Sunday, August 15, 2010

Collaboration Brings Progress on Alzheimer’s

My research involves how patents make it difficult to share their knowledge which makes it harder to create derivative inventions. Suppose everyone controlled a single puzzle piece. Putting together that puzzle would involve negotiations for each piece and even if you were to get 90% of what you need to assemble it, the puzzle won't be complete and it'll show. Knowing that danger, you don't bother trying to assemble the pieces.

Patents are puzzle pieces and gathered together the right ones can make something truly amazing. But getting them together is hard, especially in the biotech world where so many crucial pieces are spread among so many people/firms. So I was thrilled when I read this in the NYT:
The key to the Alzheimer’s project was an agreement as ambitious as its goal: not just to raise money, not just to do research on a vast scale, but also to share all the data, making every single finding public immediately, available to anyone with a computer anywhere in the world.

No one would own the data.
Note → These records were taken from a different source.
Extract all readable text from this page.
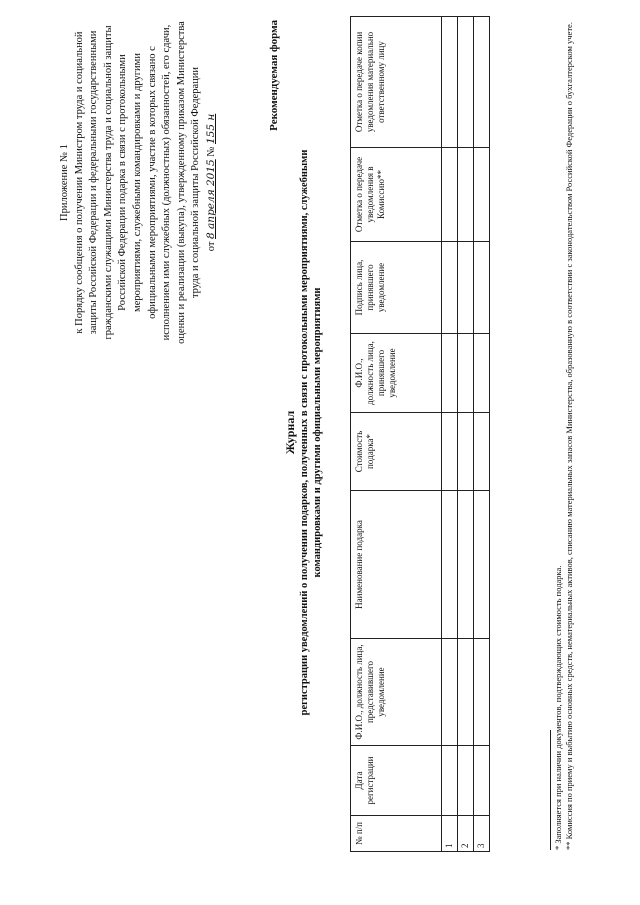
Приложение № 1 к Порядку сообщения о получении Министром труда и социальной защиты Российской Федерации и федеральными государственными гражданскими служащими Министерства труда и социальной защиты Российской Федерации подарка в связи с протокольными мероприятиями, служебными командировками и другими официальными мероприятиями, участие в которых связано с исполнением ими служебных (должностных) обязанностей, его сдачи, оценки и реализации (выкупа), утвержденному приказом Министерства труда и социальной защиты Российской Федерации от 8 апреля 2015 № 155 н	Рекомендуемая форма
Журнал регистрации уведомлений о получении подарков, полученных в связи с протокольными мероприятиями, служебными командировками и другими официальными мероприятиями
№ п/п	Дата регистрации	Ф.И.О., должность лица, представившего уведомление	Наименование подарка	Стоимость подарка*	Ф.И.О., должность лица, принявшего уведомление	Подпись лица, принявшего уведомление	Отметка о передаче уведомления в Комиссию**	Отметка о передаче копии уведомления материально ответственному лицу
1								
2								
3									* Заполняется при наличии документов, подтверждающих стоимость подарка. ** Комиссия по приему и выбытию основных средств, нематериальных активов, списанию материальных запасов Министерства, образованную в соответствии с законодательством Российской Федерации о бухгалтерском учете.
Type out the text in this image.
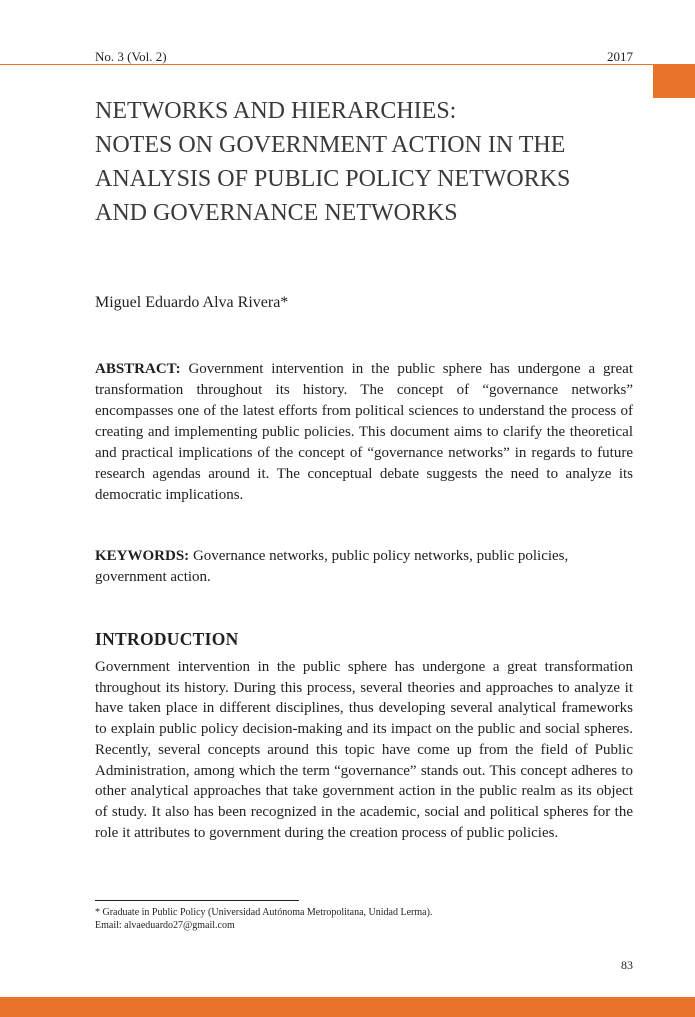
No. 3 (Vol. 2)	2017
NETWORKS AND HIERARCHIES:
NOTES ON GOVERNMENT ACTION IN THE
ANALYSIS OF PUBLIC POLICY NETWORKS
AND GOVERNANCE NETWORKS
Miguel Eduardo Alva Rivera*

ABSTRACT: Government intervention in the public sphere has undergone a great transformation throughout its history. The concept of “governance networks” encompasses one of the latest efforts from political sciences to understand the process of creating and implementing public policies. This document aims to clarify the theoretical and practical implications of the concept of “governance networks” in regards to future research agendas around it. The conceptual debate suggests the need to analyze its democratic implications.

KEYWORDS: Governance networks, public policy networks, public policies, government action.

INTRODUCTION

Government intervention in the public sphere has undergone a great transformation throughout its history. During this process, several theories and approaches to analyze it have taken place in different disciplines, thus developing several analytical frameworks to explain public policy decision-making and its impact on the public and social spheres. Recently, several concepts around this topic have come up from the field of Public Administration, among which the term “governance” stands out. This concept adheres to other analytical approaches that take government action in the public realm as its object of study. It also has been recognized in the academic, social and political spheres for the role it attributes to government during the creation process of public policies.

* Graduate in Public Policy (Universidad Autónoma Metropolitana, Unidad Lerma).
Email: alvaeduardo27@gmail.com
83
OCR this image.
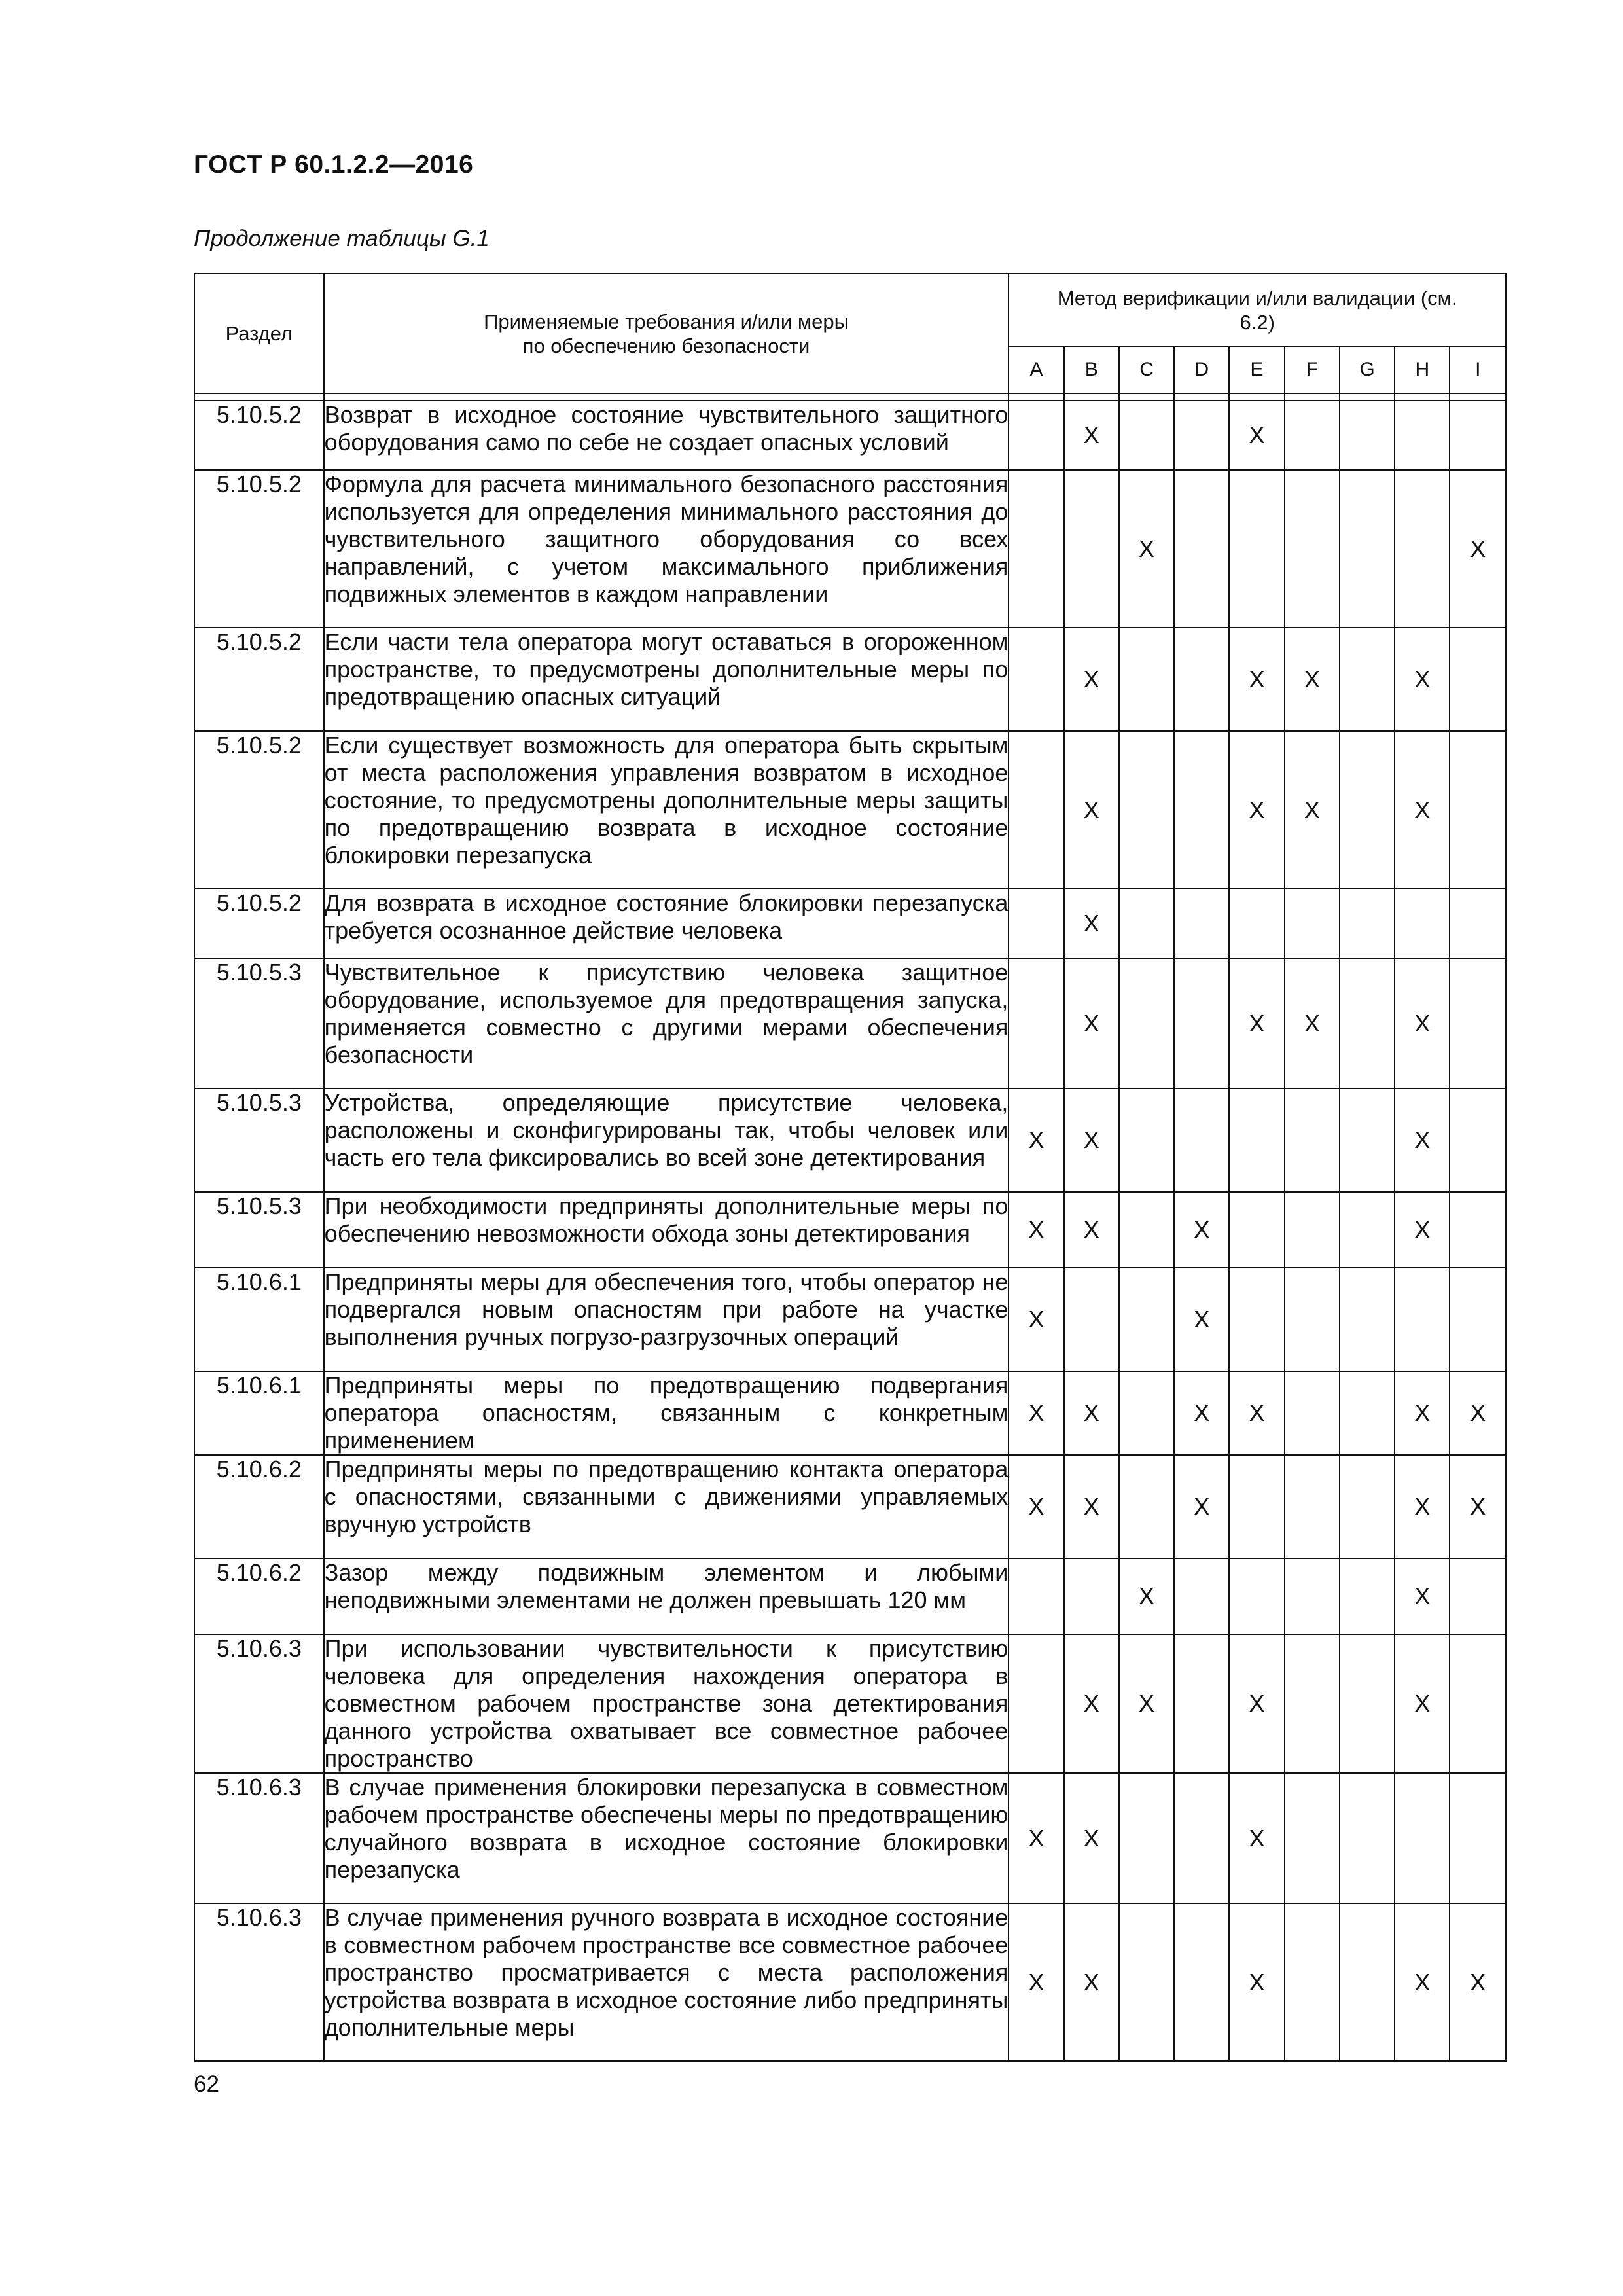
ГОСТ Р 60.1.2.2—2016
Продолжение таблицы G.1
Раздел	Применяемые требования и/или меры по обеспечению безопасности	Метод верификации и/или валидации (см. 6.2)								

		A	B	C	D	E	F	G	H	I

5.10.5.2	Возврат в исходное состояние чувствительного защитного оборудования само по себе не создает опасных условий		X			X				
5.10.5.2	Формула для расчета минимального безопасного расстояния используется для определения минимального расстояния до чувствительного защитного оборудования со всех направлений, с учетом максимального приближения подвижных элементов в каждом направлении			X						X
5.10.5.2	Если части тела оператора могут оставаться в огороженном пространстве, то предусмотрены дополнительные меры по предотвращению опасных ситуаций		X			X	X		X	
5.10.5.2	Если существует возможность для оператора быть скрытым от места расположения управления возвратом в исходное состояние, то предусмотрены дополнительные меры защиты по предотвращению возврата в исходное состояние блокировки перезапуска		X			X	X		X	
5.10.5.2	Для возврата в исходное состояние блокировки перезапуска требуется осознанное действие человека		X							
5.10.5.3	Чувствительное к присутствию человека защитное оборудование, используемое для предотвращения запуска, применяется совместно с другими мерами обеспечения безопасности		X			X	X		X	
5.10.5.3	Устройства, определяющие присутствие человека, расположены и сконфигурированы так, чтобы человек или часть его тела фиксировались во всей зоне детектирования	X	X						X	
5.10.5.3	При необходимости предприняты дополнительные меры по обеспечению невозможности обхода зоны детектирования	X	X		X				X	
5.10.6.1	Предприняты меры для обеспечения того, чтобы оператор не подвергался новым опасностям при работе на участке выполнения ручных погрузо-разгрузочных операций	X			X					
5.10.6.1	Предприняты меры по предотвращению подвергания оператора опасностям, связанным с конкретным применением	X	X		X	X			X	X
5.10.6.2	Предприняты меры по предотвращению контакта оператора с опасностями, связанными с движениями управляемых вручную устройств	X	X		X				X	X
5.10.6.2	Зазор между подвижным элементом и любыми неподвижными элементами не должен превышать 120 мм			X					X	
5.10.6.3	При использовании чувствительности к присутствию человека для определения нахождения оператора в совместном рабочем пространстве зона детектирования данного устройства охватывает все совместное рабочее пространство		X	X		X			X	
5.10.6.3	В случае применения блокировки перезапуска в совместном рабочем пространстве обеспечены меры по предотвращению случайного возврата в исходное состояние блокировки перезапуска	X	X			X				
5.10.6.3	В случае применения ручного возврата в исходное состояние в совместном рабочем пространстве все совместное рабочее пространство просматривается с места расположения устройства возврата в исходное состояние либо предприняты дополнительные меры	X	X			X			X	X
62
No one could submit patent applications, though private companies would ultimately profit from any drugs or imaging tests developed as a result of the effort.

Now, the effort is bearing fruit with a wealth of recent scientific papers on the early diagnosis of Alzheimer’s using methods like PET scans and tests of spinal fluid. More than 100 studies are under way to test drugs that might slow or stop the disease.
While patent pools--firms making an agreement to share each others' patents--is not new, the notion of not allowing people to patent the work in the first place is. One of the unintended consequences of patent pools is that firms patent things just so they can join the pool. This method avoids that problem, though the fact that if focuses on basic research is surely an important part of its to-date success.